De tous les
humains, le Nègre est le seul dont la chair fut faite marchandise. Au
demeurant, le Nègre et la race n’ont jamais fait qu’un dans l’imaginaire des
sociétés européennes. Depuis le xviiie siècle, ils ont constitué, ensemble, le
sous-sol inavoué et souvent nié à partir duquel le projet moderne de
connaissance – mais aussi de gouvernement – s’est déployé. La relégation de
l’Europe au rang d’une simple province du monde signera-t-elle l’extinction du
racisme, avec la dissolution de l’un de ses signifiants majeurs, le Nègre ? Ou
au contraire, une fois cette figure historique dissoute, deviendrons-nous tous
les Nègres du nouveau racisme que fabriquent à l’échelle planétaire les
politiques néolibérales et sécuritaires, les nouvelles guerres d’occupation et
de prédation, et les pratiques de zonage?
Dans cet essai
à la fois érudit et iconoclaste, Achille Mbembe engage une réflexion critique
indispensable pour répondre à la principale question sur le monde de notre
temps : comment penser la différence et la vie, le semblable et le dissemblable?

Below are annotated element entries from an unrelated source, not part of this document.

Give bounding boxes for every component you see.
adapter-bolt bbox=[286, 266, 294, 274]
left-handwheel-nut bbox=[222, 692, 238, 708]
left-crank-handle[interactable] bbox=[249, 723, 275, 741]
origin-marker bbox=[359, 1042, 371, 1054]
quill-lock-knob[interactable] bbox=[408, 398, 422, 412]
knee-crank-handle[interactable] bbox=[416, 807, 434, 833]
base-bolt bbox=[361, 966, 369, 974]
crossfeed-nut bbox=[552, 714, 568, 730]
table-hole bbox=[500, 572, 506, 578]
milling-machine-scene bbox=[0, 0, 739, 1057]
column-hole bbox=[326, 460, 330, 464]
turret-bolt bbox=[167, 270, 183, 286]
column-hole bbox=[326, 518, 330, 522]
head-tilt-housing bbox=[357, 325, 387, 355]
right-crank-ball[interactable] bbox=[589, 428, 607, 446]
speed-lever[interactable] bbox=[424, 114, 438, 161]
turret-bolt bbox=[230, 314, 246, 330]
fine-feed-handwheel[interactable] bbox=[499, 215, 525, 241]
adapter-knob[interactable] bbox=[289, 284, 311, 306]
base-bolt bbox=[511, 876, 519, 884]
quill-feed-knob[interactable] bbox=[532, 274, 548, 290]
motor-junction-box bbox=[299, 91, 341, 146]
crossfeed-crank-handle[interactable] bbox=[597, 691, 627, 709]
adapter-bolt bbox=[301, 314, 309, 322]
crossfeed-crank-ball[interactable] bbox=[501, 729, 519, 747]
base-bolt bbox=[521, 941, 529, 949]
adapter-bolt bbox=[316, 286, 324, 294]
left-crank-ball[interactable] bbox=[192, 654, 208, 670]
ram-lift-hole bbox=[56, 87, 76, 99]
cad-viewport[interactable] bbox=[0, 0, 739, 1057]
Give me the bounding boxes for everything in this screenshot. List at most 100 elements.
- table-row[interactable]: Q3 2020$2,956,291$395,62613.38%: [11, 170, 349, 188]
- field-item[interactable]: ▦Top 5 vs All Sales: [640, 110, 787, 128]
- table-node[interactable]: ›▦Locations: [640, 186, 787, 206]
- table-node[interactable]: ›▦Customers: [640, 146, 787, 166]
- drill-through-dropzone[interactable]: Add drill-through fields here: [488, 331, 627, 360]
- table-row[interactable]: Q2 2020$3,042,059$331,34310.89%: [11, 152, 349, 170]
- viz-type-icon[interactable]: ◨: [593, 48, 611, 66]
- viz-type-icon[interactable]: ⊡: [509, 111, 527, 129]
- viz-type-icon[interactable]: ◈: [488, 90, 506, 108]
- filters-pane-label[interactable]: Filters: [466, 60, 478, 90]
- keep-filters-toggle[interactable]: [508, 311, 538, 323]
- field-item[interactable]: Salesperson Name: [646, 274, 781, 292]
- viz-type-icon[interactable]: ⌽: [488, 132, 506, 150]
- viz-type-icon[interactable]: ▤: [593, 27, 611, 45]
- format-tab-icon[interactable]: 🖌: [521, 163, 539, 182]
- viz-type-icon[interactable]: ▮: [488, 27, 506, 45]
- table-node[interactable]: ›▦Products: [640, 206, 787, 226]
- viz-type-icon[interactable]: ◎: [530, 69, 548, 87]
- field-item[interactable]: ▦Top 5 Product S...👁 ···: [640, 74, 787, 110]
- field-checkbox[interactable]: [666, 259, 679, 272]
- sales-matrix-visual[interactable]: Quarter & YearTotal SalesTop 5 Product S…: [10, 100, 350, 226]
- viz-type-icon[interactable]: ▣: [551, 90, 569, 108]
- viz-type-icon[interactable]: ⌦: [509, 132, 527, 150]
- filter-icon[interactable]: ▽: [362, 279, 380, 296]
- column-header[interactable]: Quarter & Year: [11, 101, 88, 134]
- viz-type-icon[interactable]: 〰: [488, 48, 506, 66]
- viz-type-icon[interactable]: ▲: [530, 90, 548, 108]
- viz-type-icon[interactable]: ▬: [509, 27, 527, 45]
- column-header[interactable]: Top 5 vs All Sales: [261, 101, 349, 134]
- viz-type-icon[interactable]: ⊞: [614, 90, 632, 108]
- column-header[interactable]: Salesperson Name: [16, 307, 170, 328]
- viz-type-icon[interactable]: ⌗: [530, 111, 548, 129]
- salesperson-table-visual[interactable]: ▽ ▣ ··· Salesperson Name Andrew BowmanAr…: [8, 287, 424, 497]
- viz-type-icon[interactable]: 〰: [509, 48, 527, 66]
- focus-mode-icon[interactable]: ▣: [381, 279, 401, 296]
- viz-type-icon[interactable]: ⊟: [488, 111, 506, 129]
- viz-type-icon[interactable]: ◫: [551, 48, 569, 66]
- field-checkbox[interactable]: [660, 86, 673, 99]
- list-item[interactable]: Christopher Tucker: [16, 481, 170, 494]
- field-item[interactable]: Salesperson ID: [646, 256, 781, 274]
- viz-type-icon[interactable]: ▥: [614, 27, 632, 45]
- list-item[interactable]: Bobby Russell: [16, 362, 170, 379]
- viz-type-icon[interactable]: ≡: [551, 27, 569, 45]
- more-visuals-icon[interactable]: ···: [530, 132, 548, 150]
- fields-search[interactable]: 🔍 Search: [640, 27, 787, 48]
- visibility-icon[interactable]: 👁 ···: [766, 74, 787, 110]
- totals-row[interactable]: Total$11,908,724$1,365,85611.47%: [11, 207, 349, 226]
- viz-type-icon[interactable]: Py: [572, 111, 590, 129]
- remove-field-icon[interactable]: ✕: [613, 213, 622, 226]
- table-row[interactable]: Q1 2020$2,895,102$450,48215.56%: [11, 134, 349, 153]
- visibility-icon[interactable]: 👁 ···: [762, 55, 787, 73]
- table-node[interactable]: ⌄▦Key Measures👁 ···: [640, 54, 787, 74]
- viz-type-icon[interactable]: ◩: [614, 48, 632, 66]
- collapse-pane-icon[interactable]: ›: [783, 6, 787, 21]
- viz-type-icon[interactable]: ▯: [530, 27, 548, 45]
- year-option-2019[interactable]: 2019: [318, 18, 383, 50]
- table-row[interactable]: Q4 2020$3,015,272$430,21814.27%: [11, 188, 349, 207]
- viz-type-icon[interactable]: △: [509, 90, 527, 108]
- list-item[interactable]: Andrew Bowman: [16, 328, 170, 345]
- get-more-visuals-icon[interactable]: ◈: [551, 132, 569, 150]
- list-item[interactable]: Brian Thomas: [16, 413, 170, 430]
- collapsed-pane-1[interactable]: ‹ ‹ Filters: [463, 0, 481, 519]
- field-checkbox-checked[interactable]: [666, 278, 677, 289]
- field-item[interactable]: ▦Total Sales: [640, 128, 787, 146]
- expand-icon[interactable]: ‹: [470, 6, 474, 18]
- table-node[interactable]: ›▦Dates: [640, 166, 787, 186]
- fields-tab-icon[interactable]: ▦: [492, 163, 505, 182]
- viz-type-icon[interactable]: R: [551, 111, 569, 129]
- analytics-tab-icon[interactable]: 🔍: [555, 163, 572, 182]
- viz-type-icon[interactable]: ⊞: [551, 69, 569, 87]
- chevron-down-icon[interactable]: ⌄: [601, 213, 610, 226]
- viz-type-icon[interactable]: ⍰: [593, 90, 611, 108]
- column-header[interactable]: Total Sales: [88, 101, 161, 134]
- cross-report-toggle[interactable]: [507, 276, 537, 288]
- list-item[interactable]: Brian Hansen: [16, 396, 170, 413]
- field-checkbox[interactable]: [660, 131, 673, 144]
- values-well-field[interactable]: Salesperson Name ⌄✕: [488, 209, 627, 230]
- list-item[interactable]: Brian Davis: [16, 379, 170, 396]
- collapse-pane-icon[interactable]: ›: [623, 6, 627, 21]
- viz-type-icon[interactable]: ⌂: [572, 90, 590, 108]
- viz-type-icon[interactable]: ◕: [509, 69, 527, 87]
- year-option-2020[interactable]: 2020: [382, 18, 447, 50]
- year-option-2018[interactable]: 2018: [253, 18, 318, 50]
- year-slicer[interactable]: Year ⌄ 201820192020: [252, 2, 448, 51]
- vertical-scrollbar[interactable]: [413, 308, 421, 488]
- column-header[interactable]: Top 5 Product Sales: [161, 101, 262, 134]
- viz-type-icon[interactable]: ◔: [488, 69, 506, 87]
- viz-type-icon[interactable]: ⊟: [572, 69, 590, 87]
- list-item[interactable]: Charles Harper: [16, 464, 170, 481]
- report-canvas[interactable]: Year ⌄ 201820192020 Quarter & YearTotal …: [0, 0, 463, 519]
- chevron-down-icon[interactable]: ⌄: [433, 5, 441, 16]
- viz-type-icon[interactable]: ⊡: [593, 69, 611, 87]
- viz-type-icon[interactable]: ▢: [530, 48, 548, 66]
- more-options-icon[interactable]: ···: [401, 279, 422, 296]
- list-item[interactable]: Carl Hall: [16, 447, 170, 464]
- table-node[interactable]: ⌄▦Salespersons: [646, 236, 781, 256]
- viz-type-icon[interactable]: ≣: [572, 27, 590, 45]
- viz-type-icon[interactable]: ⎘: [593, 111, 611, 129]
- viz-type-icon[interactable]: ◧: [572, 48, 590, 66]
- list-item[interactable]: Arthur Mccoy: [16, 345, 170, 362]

Achille Mbembe, historien camerounais, est professeur
d’histoire et de science politique à l’université de Witwatersrand à
Johannesburg (Afrique du Sud). Chercheur au Witwatersrand Institute for Social
and Economics Research (WISER), il enseigne également au département français
de Duke University (États-Unis). Il est notamment l’auteur de De la
postcolonie. Essai sur l’imagination politique dans l’Afrique contemporaine
(Karthala, 2000) et de Sortir de la grande nuit. Essai sur l’Afrique
décolonisée (La Découverte, 2010, poche 2013).